In step S200 of some embodiments of the invention, a matching probability matrix is defined for any two subgraphs. Specifically, a matching probability matrix P ═ P (P) for subgraph a and subgraph B is defined_i，j)∈R^m×nWherein p is_i，jRepresenting A in subfigure A_iProbability that an element should be matched to a Bj element in sub-graph B;

initialization

In step S300 of some embodiments of the present invention, the determining the iterative formula of the matching probability matrix according to the similarity and compatibility of the elements includes: s301, determining an initial value of the matching probability matrix according to the similarity of the elements; s302, determining an iterative formula of the matching probability matrix according to the compatibility of the elements.

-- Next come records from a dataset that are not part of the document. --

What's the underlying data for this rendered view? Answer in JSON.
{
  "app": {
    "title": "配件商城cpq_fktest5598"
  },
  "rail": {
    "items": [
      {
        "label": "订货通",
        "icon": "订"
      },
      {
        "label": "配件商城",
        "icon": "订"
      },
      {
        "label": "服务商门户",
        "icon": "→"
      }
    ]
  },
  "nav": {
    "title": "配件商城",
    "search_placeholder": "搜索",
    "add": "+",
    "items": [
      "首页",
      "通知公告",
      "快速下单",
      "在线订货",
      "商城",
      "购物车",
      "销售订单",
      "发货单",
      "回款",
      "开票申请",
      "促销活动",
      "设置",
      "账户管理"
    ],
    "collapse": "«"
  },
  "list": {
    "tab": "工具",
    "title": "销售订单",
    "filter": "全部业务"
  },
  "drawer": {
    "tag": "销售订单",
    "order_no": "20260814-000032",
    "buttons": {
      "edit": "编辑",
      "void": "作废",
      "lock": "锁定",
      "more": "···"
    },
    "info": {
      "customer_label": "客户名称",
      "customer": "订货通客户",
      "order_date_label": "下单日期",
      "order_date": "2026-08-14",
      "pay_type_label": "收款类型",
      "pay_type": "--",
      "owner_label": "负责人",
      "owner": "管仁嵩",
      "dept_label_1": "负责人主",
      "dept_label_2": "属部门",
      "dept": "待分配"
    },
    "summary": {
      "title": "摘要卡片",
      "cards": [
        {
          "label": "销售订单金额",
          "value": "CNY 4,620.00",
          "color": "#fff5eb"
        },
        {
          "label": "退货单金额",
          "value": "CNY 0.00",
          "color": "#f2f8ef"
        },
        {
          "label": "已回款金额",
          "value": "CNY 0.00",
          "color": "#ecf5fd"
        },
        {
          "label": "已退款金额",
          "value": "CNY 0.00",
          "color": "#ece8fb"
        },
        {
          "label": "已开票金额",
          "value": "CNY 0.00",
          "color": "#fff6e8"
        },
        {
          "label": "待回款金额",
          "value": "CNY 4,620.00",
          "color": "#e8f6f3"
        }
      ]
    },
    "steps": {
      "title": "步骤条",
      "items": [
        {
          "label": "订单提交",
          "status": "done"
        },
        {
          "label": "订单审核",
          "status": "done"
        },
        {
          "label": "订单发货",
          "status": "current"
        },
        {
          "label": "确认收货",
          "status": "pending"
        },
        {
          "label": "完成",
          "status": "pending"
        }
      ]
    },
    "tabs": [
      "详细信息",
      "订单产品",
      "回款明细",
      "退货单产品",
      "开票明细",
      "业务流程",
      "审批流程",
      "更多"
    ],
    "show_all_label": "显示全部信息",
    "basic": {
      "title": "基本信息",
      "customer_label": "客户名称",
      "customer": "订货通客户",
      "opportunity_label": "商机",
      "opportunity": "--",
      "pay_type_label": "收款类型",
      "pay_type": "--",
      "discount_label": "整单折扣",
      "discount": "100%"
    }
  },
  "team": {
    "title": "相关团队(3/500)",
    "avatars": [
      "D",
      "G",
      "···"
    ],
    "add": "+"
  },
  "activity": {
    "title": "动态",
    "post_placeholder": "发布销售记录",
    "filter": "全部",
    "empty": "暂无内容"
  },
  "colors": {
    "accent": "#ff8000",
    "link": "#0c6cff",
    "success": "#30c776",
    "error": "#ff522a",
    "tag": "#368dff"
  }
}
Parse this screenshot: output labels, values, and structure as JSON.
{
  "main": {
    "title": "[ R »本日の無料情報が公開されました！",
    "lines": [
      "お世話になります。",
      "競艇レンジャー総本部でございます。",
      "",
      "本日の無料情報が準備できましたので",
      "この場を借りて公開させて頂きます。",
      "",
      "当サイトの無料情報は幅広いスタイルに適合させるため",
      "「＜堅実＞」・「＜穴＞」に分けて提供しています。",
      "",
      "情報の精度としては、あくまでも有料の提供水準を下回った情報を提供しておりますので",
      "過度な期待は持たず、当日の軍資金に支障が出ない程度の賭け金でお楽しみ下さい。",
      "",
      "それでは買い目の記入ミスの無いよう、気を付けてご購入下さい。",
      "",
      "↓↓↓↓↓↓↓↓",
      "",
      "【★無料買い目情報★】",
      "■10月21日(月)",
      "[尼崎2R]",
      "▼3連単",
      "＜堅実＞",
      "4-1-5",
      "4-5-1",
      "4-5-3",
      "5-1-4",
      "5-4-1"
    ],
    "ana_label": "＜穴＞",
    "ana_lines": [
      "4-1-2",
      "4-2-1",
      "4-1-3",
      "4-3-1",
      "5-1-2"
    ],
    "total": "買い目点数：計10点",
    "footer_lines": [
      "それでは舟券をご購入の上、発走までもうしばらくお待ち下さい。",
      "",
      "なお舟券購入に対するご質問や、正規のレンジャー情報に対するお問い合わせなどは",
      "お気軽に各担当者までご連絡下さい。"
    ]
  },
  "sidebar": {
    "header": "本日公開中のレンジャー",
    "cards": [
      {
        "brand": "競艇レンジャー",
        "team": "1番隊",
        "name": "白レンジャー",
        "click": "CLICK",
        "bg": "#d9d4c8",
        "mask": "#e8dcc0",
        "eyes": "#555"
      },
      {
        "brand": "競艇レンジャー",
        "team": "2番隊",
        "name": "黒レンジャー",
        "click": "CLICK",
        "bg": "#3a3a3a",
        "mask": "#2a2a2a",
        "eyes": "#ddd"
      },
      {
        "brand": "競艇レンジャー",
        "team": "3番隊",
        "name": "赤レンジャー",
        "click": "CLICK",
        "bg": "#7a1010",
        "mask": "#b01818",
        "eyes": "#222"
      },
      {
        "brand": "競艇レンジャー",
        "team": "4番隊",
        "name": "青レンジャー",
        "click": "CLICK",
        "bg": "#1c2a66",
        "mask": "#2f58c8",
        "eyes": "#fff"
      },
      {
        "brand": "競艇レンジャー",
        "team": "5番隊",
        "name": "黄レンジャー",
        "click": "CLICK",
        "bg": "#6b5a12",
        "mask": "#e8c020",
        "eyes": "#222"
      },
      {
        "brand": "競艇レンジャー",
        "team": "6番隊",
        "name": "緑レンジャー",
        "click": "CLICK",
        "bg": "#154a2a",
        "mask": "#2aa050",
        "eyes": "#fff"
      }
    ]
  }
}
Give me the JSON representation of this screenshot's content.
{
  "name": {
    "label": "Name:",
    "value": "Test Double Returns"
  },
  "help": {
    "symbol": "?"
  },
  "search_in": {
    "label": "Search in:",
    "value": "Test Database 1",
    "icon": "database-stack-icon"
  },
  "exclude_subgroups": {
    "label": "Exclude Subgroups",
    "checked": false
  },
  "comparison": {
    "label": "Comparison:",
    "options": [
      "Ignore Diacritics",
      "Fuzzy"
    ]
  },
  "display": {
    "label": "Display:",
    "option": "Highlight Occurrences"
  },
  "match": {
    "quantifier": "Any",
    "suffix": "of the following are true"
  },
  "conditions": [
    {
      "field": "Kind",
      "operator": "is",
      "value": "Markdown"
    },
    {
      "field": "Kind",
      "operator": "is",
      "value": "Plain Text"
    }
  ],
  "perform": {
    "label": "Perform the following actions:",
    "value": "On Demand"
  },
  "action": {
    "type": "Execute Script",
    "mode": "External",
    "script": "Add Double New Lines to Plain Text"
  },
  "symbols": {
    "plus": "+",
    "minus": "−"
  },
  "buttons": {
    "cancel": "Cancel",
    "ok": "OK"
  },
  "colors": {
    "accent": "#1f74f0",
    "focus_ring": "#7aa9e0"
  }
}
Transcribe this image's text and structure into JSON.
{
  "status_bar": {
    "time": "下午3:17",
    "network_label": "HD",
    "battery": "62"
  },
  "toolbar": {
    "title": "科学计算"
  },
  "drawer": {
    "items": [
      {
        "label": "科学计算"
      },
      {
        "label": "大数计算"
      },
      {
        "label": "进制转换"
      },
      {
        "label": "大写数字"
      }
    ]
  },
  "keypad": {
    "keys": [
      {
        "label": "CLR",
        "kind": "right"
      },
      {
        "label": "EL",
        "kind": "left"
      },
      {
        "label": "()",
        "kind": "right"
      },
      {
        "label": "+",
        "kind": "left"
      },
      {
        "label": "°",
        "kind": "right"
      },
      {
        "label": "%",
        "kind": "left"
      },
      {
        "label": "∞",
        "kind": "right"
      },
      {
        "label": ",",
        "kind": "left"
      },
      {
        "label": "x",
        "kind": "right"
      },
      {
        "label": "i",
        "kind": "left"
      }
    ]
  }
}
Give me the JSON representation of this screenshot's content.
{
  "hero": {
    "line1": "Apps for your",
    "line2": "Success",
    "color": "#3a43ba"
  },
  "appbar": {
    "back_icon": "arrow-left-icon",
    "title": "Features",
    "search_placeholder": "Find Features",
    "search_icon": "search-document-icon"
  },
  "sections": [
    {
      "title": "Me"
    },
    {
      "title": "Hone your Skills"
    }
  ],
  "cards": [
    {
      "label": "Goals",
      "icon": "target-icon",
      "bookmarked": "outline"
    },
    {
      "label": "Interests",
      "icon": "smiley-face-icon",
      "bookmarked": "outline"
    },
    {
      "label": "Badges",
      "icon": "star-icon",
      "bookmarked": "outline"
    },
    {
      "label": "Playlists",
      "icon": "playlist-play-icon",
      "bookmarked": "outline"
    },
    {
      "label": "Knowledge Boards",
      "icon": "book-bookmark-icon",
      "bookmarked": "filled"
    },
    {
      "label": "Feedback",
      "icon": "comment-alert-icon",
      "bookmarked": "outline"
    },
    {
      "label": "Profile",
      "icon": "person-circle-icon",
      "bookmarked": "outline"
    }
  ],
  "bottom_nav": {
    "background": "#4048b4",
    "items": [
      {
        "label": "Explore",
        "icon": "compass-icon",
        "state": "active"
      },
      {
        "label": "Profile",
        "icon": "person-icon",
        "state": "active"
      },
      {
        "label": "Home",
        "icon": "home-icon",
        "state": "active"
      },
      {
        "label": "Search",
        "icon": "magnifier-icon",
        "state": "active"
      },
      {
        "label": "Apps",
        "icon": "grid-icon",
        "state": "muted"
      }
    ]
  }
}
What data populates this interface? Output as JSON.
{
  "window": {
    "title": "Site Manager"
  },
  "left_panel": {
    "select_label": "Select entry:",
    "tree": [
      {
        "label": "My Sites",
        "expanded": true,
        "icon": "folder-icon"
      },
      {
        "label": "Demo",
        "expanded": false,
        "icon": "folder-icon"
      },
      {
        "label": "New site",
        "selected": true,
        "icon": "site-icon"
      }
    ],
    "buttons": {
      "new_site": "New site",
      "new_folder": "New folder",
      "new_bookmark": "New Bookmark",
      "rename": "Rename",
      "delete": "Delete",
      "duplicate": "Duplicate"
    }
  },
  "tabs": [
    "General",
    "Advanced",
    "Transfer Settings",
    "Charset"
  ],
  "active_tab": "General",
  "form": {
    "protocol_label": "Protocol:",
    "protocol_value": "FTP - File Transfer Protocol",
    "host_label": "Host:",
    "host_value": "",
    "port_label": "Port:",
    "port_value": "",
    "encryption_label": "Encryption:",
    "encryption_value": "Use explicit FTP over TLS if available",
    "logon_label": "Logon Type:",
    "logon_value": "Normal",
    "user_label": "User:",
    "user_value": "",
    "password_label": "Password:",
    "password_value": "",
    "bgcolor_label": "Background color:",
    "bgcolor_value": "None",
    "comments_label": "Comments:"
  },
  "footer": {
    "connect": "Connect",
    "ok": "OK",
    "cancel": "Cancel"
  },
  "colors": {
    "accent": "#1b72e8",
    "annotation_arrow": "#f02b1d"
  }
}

Specifically, step S302 includes: for each pair A_i，B_jSearch for element A in its respective neighborhood_h，B_kAnd calculating a compatibility function, then: the iterative formula of the matching probability matrix is expressed as:

wherein,

respectively representing the matching probability matrixes of the subgraph A and the subgraph B during the (r + 1) th iteration and the (r) th iteration; a. the_i、B_jRespectively representing the ith element of the subgraph A and the jth element of the subgraph B, and m and n respectively representing the total number of the elements of the subgraph A and the subgraph B; a. the_h、B_kRespectively represent a_iAnd B_jAny one element adjacent, C (A)_i，B_j，A_h，B_k) Is represented by A_iAnd B_jThe compatibility of (c). Step S302 is repeatedly executed for each A_iSearching the column mark x of the ith row maximum value of the P matrix, and then the matching relation A exists_i→B_x. Finally, any element A of subgraph A_iAll elements B with the highest similarity can be matched in the sub-graph B_x。

Example 2

Referring to fig. 3, in a second aspect of the present invention, there is provided a map matching apparatus 1 based on semantic features of relaxation iteration, including: the first definition module 11 is used for defining the similarity and compatibility of elements in any two subgraphs; a second defining module 12, configured to define a matching probability matrix of any two subgraphs; and the determining module 13 is configured to determine an iterative formula of the matching probability matrix according to the similarity and compatibility of the elements, and calculate and determine a matching relationship between any two sub-graphs according to the iterative formula.

Further, the first defining module 11 includes: the first determining unit is used for determining the similarity of the elements according to the geometric similarity and semantic similarity between any two elements; a second determining unit for determining compatibility of the elements according to a relative position between any two elements.

Example 3

Referring to fig. 4, in a third aspect of the present invention, there is provided an electronic apparatus comprising: one or more processors; storage means for storing one or more programs which, when executed by the one or more processors, cause the one or more processors to carry out the method of the invention in the first aspect.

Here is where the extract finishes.